George Martin's comedy roots | From the Goons to Beyond The Fringe... © David Train / Creative Commons

George Martin's comedy roots

From the Goons to Beyond The Fringe...

Beatles producer George Martin, who has died at the age of 90, started his career producing records with comedians.

He famously worked with Peter Sellers on two of his hit albums, and became a firm friend of Spike Milligan, becoming best man at his second marriage to Patricia.

He also worked with Bernard Cribbins, Charlie Drake, Terry Scott, Bruce Forsyth, Michael Bentine, and Bill Oddie, among others, with one of his most enduring releases being the Michael Flanders and Donald Swann album At The Drop Of A Hat.

However his biggest breakthrough as a producer came with Beyond the Fringe , the cast album of Peter Cook, Dudley Moore, Alan Bennett and Jonathan Miller's breakthrough stage hit.

As his Beatles career is rightly celebrated, here are some of his comedy landmarks:

Peter Ustinov: Mock Mozart

This bizarre record was first hit for the Parlophone in 1952. Martin was working as an assistant to label boss Oscar Preuss, who released it only to give his protege a chance.

Spike Milligan: Bridge On The River Wye

This parody of the 1957 film The Bridge on the River Kwai featured Spike Milligan, Peter Sellers, Jonathan Miller and Peter Cook. It was intended to have the same name as the movie, but the distributors threatened legal action so Martin painstakingly edited out the 'K' every time the word 'Kwai' was spoken. The record jacket advises: 'For best results, play this record in a circular fashion'.

The Best Of Sellers

The first of two big hits, this 10in LP was followed by Songs for Swinging Sellers, the title parodying Frank Sinatra's LP Songs for Swinging Lovers.

Flanders And Swann: At The Drop Of A Hat,

Recorded at the Fortune Theatre, a fringe venue in London and released in 1960, this musical revue would be a strong seller for more than 25 years. It includes the Hippopotamus song (Mud, Mud, Glorious Mud) followed by a musical rendition of the Lord Chamberlain's regulations, which were still in force at the time, dictating what theatrical performances could say or do.

Bernard Cribbins: The Hole in the Ground and Right Said Fred

Two songs released in 1962. The Hole in the Ground got to No 9 in the charts, and Noël Coward even chose it as one of his Desert Island Discs saying he 'would never get sick of' the track 'because I could translate it into French as I walked up and down on the beach'. Right Said Fred got to No 10.

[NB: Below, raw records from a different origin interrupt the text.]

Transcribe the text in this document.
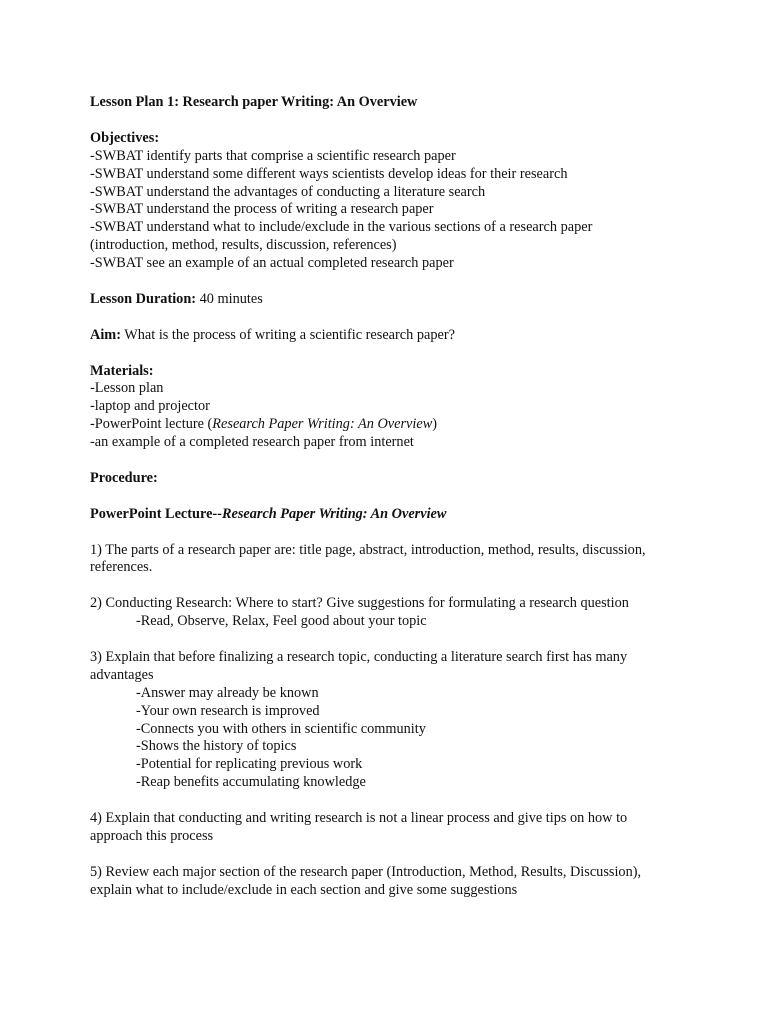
Lesson Plan 1: Research paper Writing: An Overview
Objectives:
-SWBAT identify parts that comprise a scientific research paper
-SWBAT understand some different ways scientists develop ideas for their research
-SWBAT understand the advantages of conducting a literature search
-SWBAT understand the process of writing a research paper
-SWBAT understand what to include/exclude in the various sections of a research paper
(introduction, method, results, discussion, references)
-SWBAT see an example of an actual completed research paper
Lesson Duration: 40 minutes
Aim: What is the process of writing a scientific research paper?
Materials:
-Lesson plan
-laptop and projector
-PowerPoint lecture (Research Paper Writing: An Overview)
-an example of a completed research paper from internet
Procedure:
PowerPoint Lecture--Research Paper Writing: An Overview
1) The parts of a research paper are: title page, abstract, introduction, method, results, discussion,
references.
2) Conducting Research: Where to start? Give suggestions for formulating a research question
-Read, Observe, Relax, Feel good about your topic
3) Explain that before finalizing a research topic, conducting a literature search first has many
advantages
-Answer may already be known
-Your own research is improved
-Connects you with others in scientific community
-Shows the history of topics
-Potential for replicating previous work
-Reap benefits accumulating knowledge
4) Explain that conducting and writing research is not a linear process and give tips on how to
approach this process
5) Review each major section of the research paper (Introduction, Method, Results, Discussion),
explain what to include/exclude in each section and give some suggestions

Charlie Drake: My Boomerang Won't Come Back

Another surprise novelty hit, despite its dodgy lyrics. An Aboriginal meeting is described as a 'pow-wow', more normally associated withNative Americans, while their chanting sounds more African than aboriginal. And the BBC insisted the line: 'I've waved the thing all over the place/practiced till I was black in the face' was changed before they would air it. But Martin proved a whizz in the studio, using recording techniques to approximate the sound of Aborigine instruments... cos, you know, why bother with the real thing?

Beyond the Fringe

The show that changed comedy; and George Martin was there recording it... right before he went on to change music, too.